La noche anterior a la partida, estaba tan enfadado con mi padre por su aparente despreocupación en lo relativo a mi seguridad, que, cuando se durmió, me acerqué silenciosamente a su escritorio y arranqué una página de su libreta, el diario donde detallaba su trabajo silencioso y obsesivo. El fragmento tenía como única fecha «Agosto del 34», y lo leí muchas veces, desesperado por no comprender nada, pero contento de haberle arrebatado al menos una pequeña parte de su vida, una parte que me sustentaría en aquellos días dolorosos y solitarios.

La anotación comenzaba con un amargo comentario sobre las pérdidas de tiempo que se le imponían: el mantenimiento de Refugio del Roble, nuestro hogar familiar, las exigencias de sus dos hijos, y la difícil relación con su esposa, Jennifer. Si mal no recuerdo, por aquel tiempo mi madre estaba gravemente enferma. Terminaba con un párrafo memorable por su incoherencia:
Una carta de Watkins. Está de acuerdo conmigo en que, en ciertas épocas del año, el aura que rodea el bosque puede llegar hasta la casa. Debo meditar sobre las implicaciones. Quiere conocer el poder del vórtice roble que he medido. ¿Qué le cuento? Desde luego, nada del primer mitago. También he notado que la zona premitago es cada vez más rica. Pero, al mismo tiempo, es evidente que pierdo progresivamente el sentido del tiempo.
Atesoré este pedazo de papel por muchas razones, pero sobre todo, porque representaba los escasos momentos de interés apasionado de mi padre... aunque, al mismo tiempo, no podía compartir este interés, igual que no podía compartir su vida cuando estaba en casa.

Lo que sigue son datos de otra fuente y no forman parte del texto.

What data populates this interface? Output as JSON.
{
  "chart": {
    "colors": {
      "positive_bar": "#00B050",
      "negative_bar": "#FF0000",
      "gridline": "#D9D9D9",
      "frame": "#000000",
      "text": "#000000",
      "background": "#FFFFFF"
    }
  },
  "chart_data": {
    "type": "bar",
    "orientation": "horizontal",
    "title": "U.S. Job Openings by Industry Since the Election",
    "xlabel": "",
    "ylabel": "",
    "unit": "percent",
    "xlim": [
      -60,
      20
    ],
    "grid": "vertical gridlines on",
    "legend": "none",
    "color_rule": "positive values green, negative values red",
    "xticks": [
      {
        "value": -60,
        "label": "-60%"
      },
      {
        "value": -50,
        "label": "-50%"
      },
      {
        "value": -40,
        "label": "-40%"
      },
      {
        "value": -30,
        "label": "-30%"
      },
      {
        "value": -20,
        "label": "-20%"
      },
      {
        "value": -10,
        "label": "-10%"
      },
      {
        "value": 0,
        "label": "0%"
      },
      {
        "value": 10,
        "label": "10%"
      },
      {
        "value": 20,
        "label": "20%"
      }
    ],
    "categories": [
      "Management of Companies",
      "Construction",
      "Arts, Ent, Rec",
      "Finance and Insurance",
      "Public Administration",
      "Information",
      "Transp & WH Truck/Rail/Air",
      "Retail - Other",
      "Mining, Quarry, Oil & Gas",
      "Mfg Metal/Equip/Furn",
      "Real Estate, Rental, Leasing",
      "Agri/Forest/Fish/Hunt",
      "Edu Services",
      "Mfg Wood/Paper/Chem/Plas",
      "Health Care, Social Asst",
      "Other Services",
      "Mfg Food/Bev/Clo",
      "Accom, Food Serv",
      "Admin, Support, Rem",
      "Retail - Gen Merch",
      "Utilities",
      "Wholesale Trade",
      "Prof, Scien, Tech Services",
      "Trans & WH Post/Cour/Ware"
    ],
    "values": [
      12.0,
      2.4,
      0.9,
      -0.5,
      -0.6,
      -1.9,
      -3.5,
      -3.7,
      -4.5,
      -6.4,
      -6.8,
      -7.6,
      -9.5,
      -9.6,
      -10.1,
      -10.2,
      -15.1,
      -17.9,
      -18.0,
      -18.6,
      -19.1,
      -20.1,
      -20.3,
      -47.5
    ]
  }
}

Me hirieron a principios de 1945, y cuando terminó  la guerra,  me las arreglé para quedarme en Francia. Viajé hacia el sur para pasar la convalecencia en un pueblo de las colinas que hay más allá de Marsella, y allí viví con unos viejos amigos de mi padre. Era un lugar cálido, seco, silencioso y tranquilo. Me pasaba horas y horas sentado en la plaza del pueblo, y pronto se me consideró parte de la pequeña comunidad.

Las cartas de mi hermano Christian, que había vuelto a  Refugio  del  Roble cuando terminó la guerra, me llegaban puntualmente todos los meses durante el largo año de 1946. Eran cartas alegres, informativas, pero parecían cada vez más tensas: evidentemente, la relación de Christian con nuestro padre se deterioraba por momentos. El viejo no me escribió nunca, pero tampoco lo esperaba. Hacía mucho que me había resignado, lo máximo que obtendría de él sería indiferencia. Toda la familia no era más que una intrusión en su trabajo. Su sentimiento de culpabilidad por habernos descuidado, y sobre todo por haber hecho que nuestra madre se suicidara, se convirtió rápidamente, durante los primeros años  de guerra, en una locura histérica verdaderamente aterradora. Esto no quiere decir que estuviera gritando siempre; todo lo contrario, se pasaba la mayor parte del tiempo en silencio, absorto en la contemplación del bosque de robles cercano a nuestra casa. Estos períodos de silencio, que al principio no le enfurecían por la distancia que interponían entre la familia y él, se convirtieron pronto en una auténtica bendición.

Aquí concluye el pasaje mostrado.